We didn’t loiter at the hotel for long as we had an appointment at the Thermae Bath Spa. But before immersing ourselves in Bath’s famous hot waters, we stopped for lunch at Same, Same But Different – a little tapas café we discovered lurking in a passage just off George Street. Fuelling us with frosted San Miguel, a delicious goats cheese salad and what they claim is the best freshly-brewed Java in Bath, we drifted on down the hill to the spa – full, but ready to float.
Bath’s naturally hot springs bubble over several floors of a modern building built within an ancient one. Designed by Sir Nicholas Grimshaw, the New Royal Bath is made of glass and reflects the golden sandstone of the surrounding buildings. For about £20 you can spend several blissful hours, starting in the open roof-top pool, bathing in healthful minerals to your heart’s content. Maybe it was an illusion, but the minerals seemed to make us float effortlessly – perhaps the tensions of 18 years of child-rearing had simply been soaked out of us. Mr Smith carried me around through the water from bubbling spa to bubbling spa, like a plank under his arm. Shutting my eyes and letting him hold me up in the water was terribly romantic, like the kind of trust game you try on management courses – only without the worry of being ‘caught’ by Gareth from Accounts.
Stepping into a Calvin Klein black linen dress from my honeymoon, that evening we headed down to the Olive Tree restaurant in the hotel’s basement. There, in a room occupied by a desperately young – but highly civilized – hen party, dressed in a mixed metaphor of red feathery wings and halos, we settled down to eat asparagus and ravioli of chicken and mushroom, red mullet and some small fillets of brill. All good and rather delicate. We drank wine by the glass so we could try several bottles, I had a fresh mint tea – and then came the highlight of the gustatory experience: the best fudge I have ever eaten, rendered even more divine after a dipping in sea-salt crystals. Then we simply had to go upstairs to our sheets with a thread-count so high that you couldn’t see the threads – we suspect White Company’s finest, as that’s where the delicious toiletries hailed from.

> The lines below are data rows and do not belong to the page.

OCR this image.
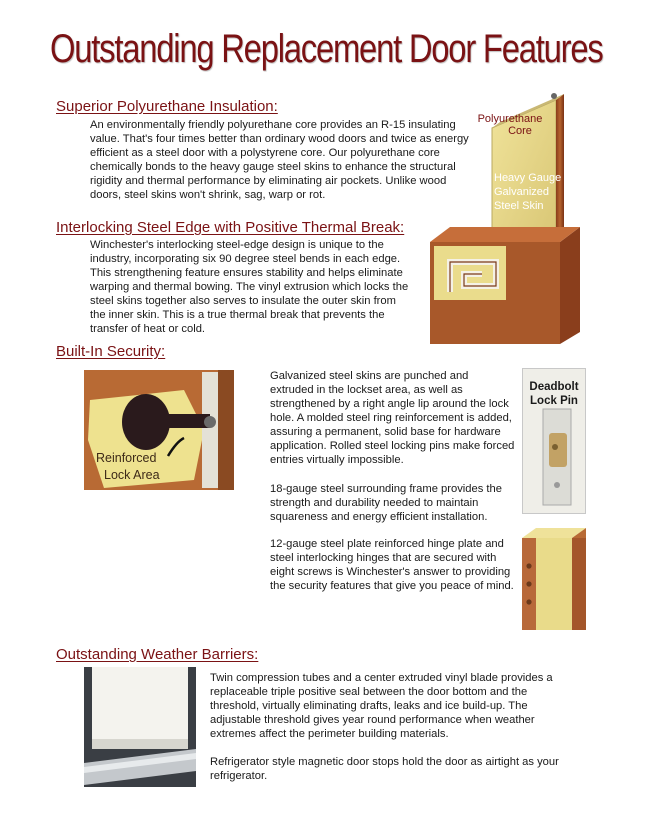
Outstanding Replacement Door Features
Superior Polyurethane Insulation:

An environmentally friendly polyurethane core provides an R-15 insulating value. That's four times better than ordinary wood doors and twice as energy efficient as a steel door with a polystyrene core. Our polyurethane core chemically bonds to the heavy gauge steel skins to enhance the structural rigidity and thermal performance by eliminating air pockets. Unlike wood doors, steel skins won't shrink, sag, warp or rot.

Polyurethane
Core
Heavy Gauge
Galvanized
Steel Skin
Interlocking Steel Edge with Positive Thermal Break:

Winchester's interlocking steel-edge design is unique to the industry, incorporating six 90 degree steel bends in each edge. This strengthening feature ensures stability and helps eliminate warping and thermal bowing. The vinyl extrusion which locks the steel skins together also serves to insulate the outer skin from the inner skin. This is a true thermal break that prevents the transfer of heat or cold.

Built-In Security:
Reinforced
Lock Area

Galvanized steel skins are punched and extruded in the lockset area, as well as strengthened by a right angle lip around the lock hole. A molded steel ring reinforcement is added, assuring a permanent, solid base for hardware application. Rolled steel locking pins make forced entries virtually impossible.

18-gauge steel surrounding frame provides the strength and durability needed to maintain squareness and energy efficient installation.

12-gauge steel plate reinforced hinge plate and steel interlocking hinges that are secured with eight screws is Winchester's answer to providing the security features that give you peace of mind.

Deadbolt
Lock Pin
Outstanding Weather Barriers:

Twin compression tubes and a center extruded vinyl blade provides a replaceable triple positive seal between the door bottom and the threshold, virtually eliminating drafts, leaks and ice build-up. The adjustable threshold gives year round performance when weather extremes affect the perimeter building materials.

Refrigerator style magnetic door stops hold the door as airtight as your refrigerator.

The novelty of a small tousled person not appearing at 5am was even more relaxing and romantic than flopping around in hot mineral water. This is not a hotel where you breakfast in the dining room – I imagine you’d catch staff on the hop, they must be so used to couples making the most of their room. Croissants with butter, jam, coffee and fruit were delivered to our bed, whereupon we almost felt moved to re-enact the seminal scene from Richard Curtis’ first film, The Tall Guy – where Emma Thompson gets her shapely behind plastered with butter while having riotous sex with the divine Jeff Goldblum… Only, it was their first time – and our – oh goodness I don’t know. So we promptly moved the butter to one side in our tidy, irritating, married sort of way.
Packing up and checking out later that morning, we were back to being parents again – infinitely refreshed by being Mr & Mrs Smith just for one night at this Bath boutique hotel. So are we tempted to get another adults-only break in the diary? Absolutely. Only we're determined not to leave it another ten years before escaping again, that’s for sure.